Emmanuel Macron a présenté son plan pour les banlieues. Comme tous les gouvernements depuis 40 ans, alors que les problèmes demeurent et s'aggravent.

 

Pour se débarrasser de l’étiquette de président des riches, Emmanuel Macron a énoncé les axes de sa politique pour les banlieues. Le terme de banlieue est consacré par l’usage mais il est inapproprié car il ne désigne que les quartiers difficiles et que, dans la politique de la ville, on nommait autrefois zones urbaines sensibles, qui sont devenus quartiers prioritaires, dans le grand mouvement qui refuse de nommer les choses, comme si ne plus dire que ça va mal suffisait à ce que ça aille mieux.

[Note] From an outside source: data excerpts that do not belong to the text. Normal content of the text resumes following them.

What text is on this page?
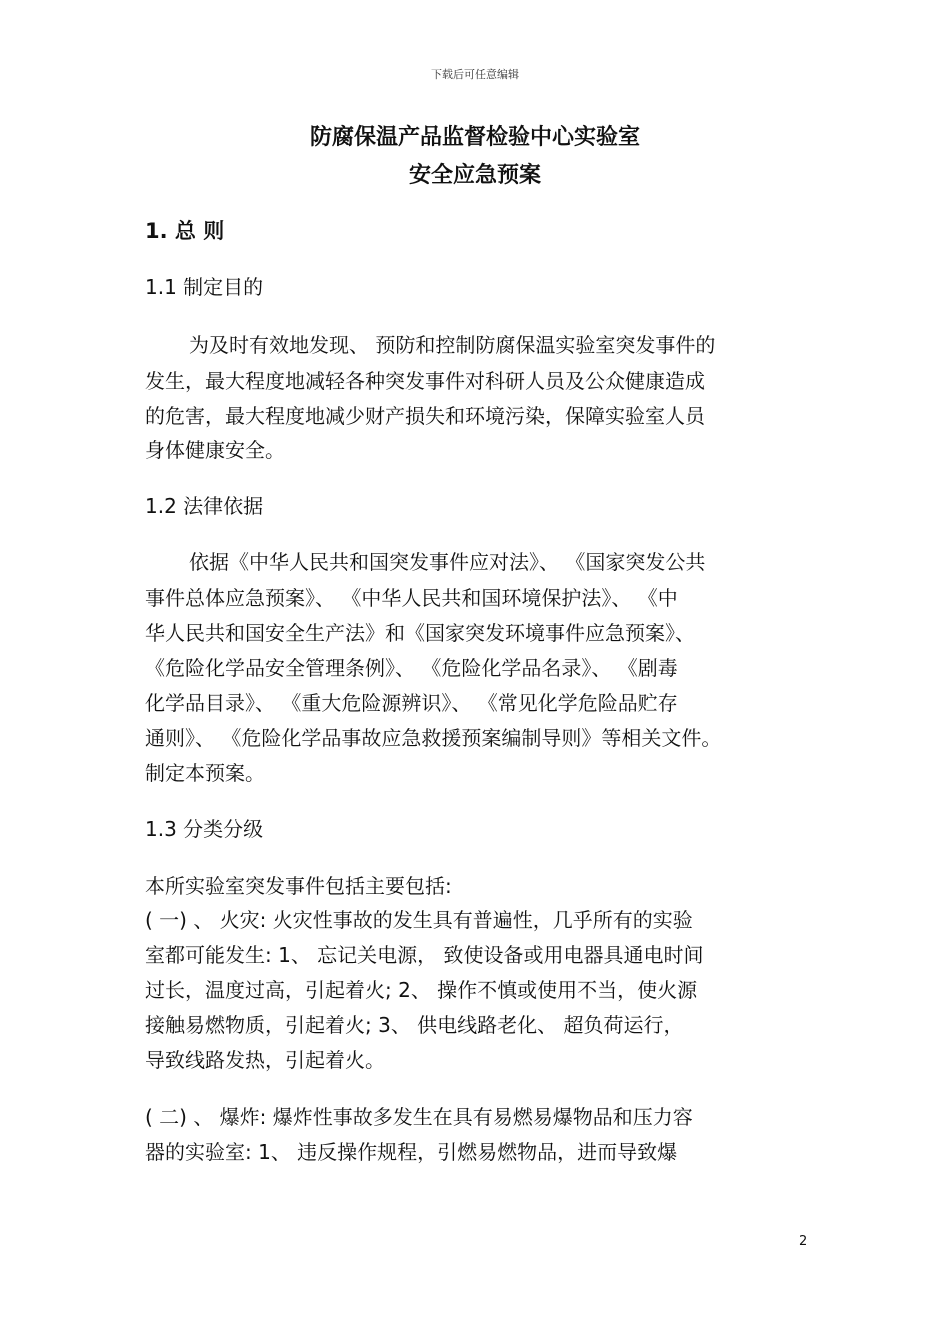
下载后可任意编辑
防腐保温产品监督检验中心实验室
安全应急预案
1. 总 则
1.1 制定目的
为及时有效地发现、 预防和控制防腐保温实验室突发事件的
发生，最大程度地减轻各种突发事件对科研人员及公众健康造成
的危害，最大程度地减少财产损失和环境污染，保障实验室人员
身体健康安全。
1.2 法律依据
依据《中华人民共和国突发事件应对法》、 《国家突发公共
事件总体应急预案》、 《中华人民共和国环境保护法》、 《中
华人民共和国安全生产法》和《国家突发环境事件应急预案》、
《危险化学品安全管理条例》、 《危险化学品名录》、 《剧毒
化学品目录》、 《重大危险源辨识》、 《常见化学危险品贮存
通则》、 《危险化学品事故应急救援预案编制导则》等相关文件。
制定本预案。
1.3 分类分级
本所实验室突发事件包括主要包括:
( 一) 、 火灾: 火灾性事故的发生具有普遍性，几乎所有的实验
室都可能发生: 1、 忘记关电源， 致使设备或用电器具通电时间
过长，温度过高，引起着火; 2、 操作不慎或使用不当，使火源
接触易燃物质，引起着火; 3、 供电线路老化、 超负荷运行，
导致线路发热，引起着火。
( 二) 、 爆炸: 爆炸性事故多发生在具有易燃易爆物品和压力容
器的实验室: 1、 违反操作规程，引燃易燃物品，进而导致爆
2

À l’heure actuelle, on recense 8 millions d’habitants dans 1300 quartiers prioritaires. Les noms changent mais les problèmes demeurent et s’aggravent. Macron a donc lancé un plan banlieue, comme tous les gouvernements depuis 40 ans.

On a essayé beaucoup de choses. Les premières réhabilitations de HLM datent de Raymond Barre en 1977. Les ZEP en 1981. La politique de la ville avec son ministre dédié sous Rocard en 1988. Les contrats villes de Balladur en 1994. Les zones franches urbaines et les ZUS de 1996. L’ANRU de 2004. Les contrats urbains de cohésion sociale de 2006.

Avec la création de l’ANRU, imaginée par Borloo, on a beaucoup dépensé pour la réhabilitation de l’habitat et c’était nécessaire. On a abattu des tours, coupé des barres, corrigé un peu de ce que ces grands ensembles des années 1960-1970 avaient d’invivable et de mauvaise qualité du bâti. À juste titre, Sarkozy avait dit ‘on s’est occupé des immeubles, maintenant, il faut s’occuper des gens’.

Mais 12 ans après les émeutes urbaines, on a toujours des quartiers qui ressemblent à des ghettos, où, souvent, la situation économique, sociale, éducative, sécuritaire, a empiré.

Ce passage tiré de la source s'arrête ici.